Chuck Harding accidentally made two reservations when he booked a trip from Chicago to St. Louis last year. He thinks his online agency should have caught the problem and fixed it for him, but it didn’t.
His story offers a few lessons for those of us who want to book tickets without the help of a travel professional. And it exposes the limits of technology when it comes to airline reservations.
No, this case wasn’t fixable, and I shoulder part of the blame. Harding asked for help several months ago, and his case was temporarily lost during the latest systems switchover. By the time I got involved, it was too late to do anything, and I feel partially responsible.

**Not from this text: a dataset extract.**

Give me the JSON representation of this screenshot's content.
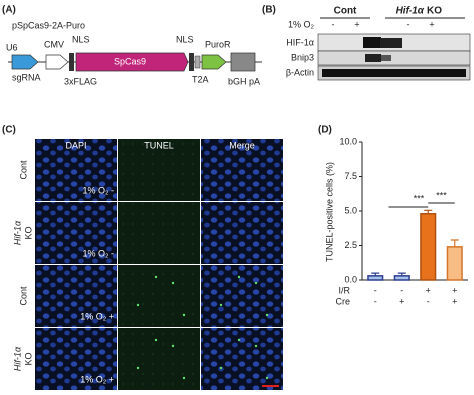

Harding tried to make his travel arrangements on Orbitz. “I thought I scheduled a flight and hotel, and was told by the screen that a confirmation would be sent to my email address,” he remembers. “I was worried when I did not receive my confirmation, and figured that I had not completed the transaction correctly.”
He figured wrong.
“I proceeded to book another flight and hotel — same day, same person, same credit card, same phone numbers, same everything. Only the flight was different, going through Newark instead of Cleveland for the connection,” he says. “I put in my email address and bingo, it kicked out a confirmation for me. I thought, ‘Gee, I must’ve messed up the last one, because I didn’t get a confirmation at all.”
Except that both reservations actually went through.
Fast forward to Monday, and when speaking with my wife, she mentioned that our credit card had been charged twice for the trip to St. Louis.
Upon spending approximately two hours on the telephone with an Orbitz ‘supervisor’ from Manila, she told me that it is the policy of Orbitz to offer no credit to me, because the airline and the hotel could do ‘nothing’ for me.
It was explained to me that the first trip was booked with the confirmation email that had a typo in it. So I asked how I could possibly know that I had a confirmation, if Orbitz hadn’t notified me of the email being sent back as ‘undeliverable’ to me.”.
I tried to explain that I would never have booked another trip, for the same dates, to the same cities, at the same time had they notified me! Chloe said she is ‘not authorized’ to issue a credit to you of any kind.
Wow, so many things went wrong with this booking, it’s hard to know where to begin. I think this reader would have really benefited by working with a human travel agent.
Oddly, US Airways canceled one of his flights because a representative told him he “couldn’t be in two places at the same time.” So he asked me to help him get a refund.
I thought he had a good chance, and this case went to one of our volunteer mediators to handle. (We’ve since moved to a new system where I mediate every case — that way, when something gets dropped, I know who to blame.)
For reasons that aren’t clear, Harding’s case never made it to Orbitz until he contacted me a few weeks ago to ask about the status of his refund. I asked Orbitz to look into it. It responded promptly:
Mr. Harding booked twice. The first time with an incorrect email address, so he wanted a refund, as he did not get the confirmation that we sent.
He booked on October 20, 2013. Called us on October 28th, when he figured it out, after travel date. By then, too late to do anything. As airline tickets were not mirror dupes (exact same itinerary) US would not refund.
His comments to you about US at the airport, do not match our documentation.
The representative also suggested that some of the responsibility for this screw-up rests with me, and I accept that. For what it’s worth, Harding didn’t contact me until this June for help, so we didn’t sit on the case for a year.
But Harding makes a valid point: Why doesn’t Orbitz try to reach out to a customer when their email notification bounces, and particularly if the credit card accepts the transaction? A courtesy call can’t hurt.
This case is unfixable. I suspect that even if I’d answered Harding last year, it would have been unfixable. But there’s no excuse for any kind of delay in answering a consumer, and for that, I’m sorry.